S3’s `list_objects_v2` request returns a maximum of 1000 objects (files) at a time. If more files exist, it only returns the first "page" and indicates that more data is available.

---

### 🔁 What is a Paginator?

A **paginator** is a built-in tool provided by `boto3` that automatically handles repeated requests when the response is paginated. 

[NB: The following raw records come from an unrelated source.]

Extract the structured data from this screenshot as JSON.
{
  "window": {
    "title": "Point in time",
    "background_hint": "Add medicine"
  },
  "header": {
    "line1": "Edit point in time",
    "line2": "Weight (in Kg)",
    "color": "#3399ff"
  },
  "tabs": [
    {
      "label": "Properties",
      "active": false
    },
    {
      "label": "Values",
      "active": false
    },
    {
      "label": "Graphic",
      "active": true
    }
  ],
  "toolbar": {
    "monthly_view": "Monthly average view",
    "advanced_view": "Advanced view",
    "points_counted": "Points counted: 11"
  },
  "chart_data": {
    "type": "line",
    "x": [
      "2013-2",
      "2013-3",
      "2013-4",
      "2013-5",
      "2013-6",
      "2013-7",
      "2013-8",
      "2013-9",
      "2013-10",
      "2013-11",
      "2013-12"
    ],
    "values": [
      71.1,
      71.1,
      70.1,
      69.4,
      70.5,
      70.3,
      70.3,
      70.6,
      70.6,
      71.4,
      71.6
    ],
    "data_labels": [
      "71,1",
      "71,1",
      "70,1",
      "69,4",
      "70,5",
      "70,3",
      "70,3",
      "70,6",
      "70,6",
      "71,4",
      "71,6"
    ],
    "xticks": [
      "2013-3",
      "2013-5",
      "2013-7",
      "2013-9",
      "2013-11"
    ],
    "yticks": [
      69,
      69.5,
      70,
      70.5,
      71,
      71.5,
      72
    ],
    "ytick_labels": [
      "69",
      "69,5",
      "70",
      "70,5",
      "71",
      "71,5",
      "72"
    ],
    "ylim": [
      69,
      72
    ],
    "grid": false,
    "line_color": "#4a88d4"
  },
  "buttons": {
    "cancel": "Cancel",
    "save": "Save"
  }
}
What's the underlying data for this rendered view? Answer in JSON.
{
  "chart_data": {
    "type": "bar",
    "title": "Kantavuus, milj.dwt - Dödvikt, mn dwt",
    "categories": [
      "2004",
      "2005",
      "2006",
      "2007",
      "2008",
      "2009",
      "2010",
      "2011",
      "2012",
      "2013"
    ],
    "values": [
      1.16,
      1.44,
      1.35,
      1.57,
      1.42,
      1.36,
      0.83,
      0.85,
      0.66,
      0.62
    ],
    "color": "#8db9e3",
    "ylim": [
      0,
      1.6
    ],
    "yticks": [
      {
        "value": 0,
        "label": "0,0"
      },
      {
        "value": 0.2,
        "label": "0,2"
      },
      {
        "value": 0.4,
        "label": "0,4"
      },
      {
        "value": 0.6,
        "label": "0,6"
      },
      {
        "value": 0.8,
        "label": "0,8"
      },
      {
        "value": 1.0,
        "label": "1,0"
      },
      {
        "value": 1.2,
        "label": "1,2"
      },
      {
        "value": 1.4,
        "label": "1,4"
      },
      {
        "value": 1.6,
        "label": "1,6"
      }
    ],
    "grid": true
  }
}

Instead of manually tracking continuation tokens and sending new requests, the paginator transparently performs this for you. It lets you iterate over all the data as if it were returned in one big response.

---

### 🪣 S3 Paginators Specifically

S3 paginators are used to retrieve more than 1000 files (objects) from a bucket. You create a paginator specifically for the `list_objects_v2` operation, which is the improved version of the original S3 listing API.

The paginator handles:
- Sending the first request
- Detecting if the result is truncated (chopped off)
- Sending follow-up requests with the continuation token
- Returning each full page of results one after the other

---

### 📌 Key Parameters Used with S3 Paginators

- **Bucket**: The name of the S3 bucket you are querying.
- **Prefix**: A folder-like path that limits the results to objects that begin with that string.
- **Delimiter** (optional): Used to group files as if they were in folders (commonly set to `/`).
- **PaginationConfig** (optional): Allows advanced control, like page size or starting from a specific point.

---

### ✅ Summary

- A **request** retrieves a single chunk of data from S3.
- A **paginator** automates multiple requests so you can work with large datasets easily.
- S3 paginators are essential when listing more than 1000 files in a bucket or folder-like structure.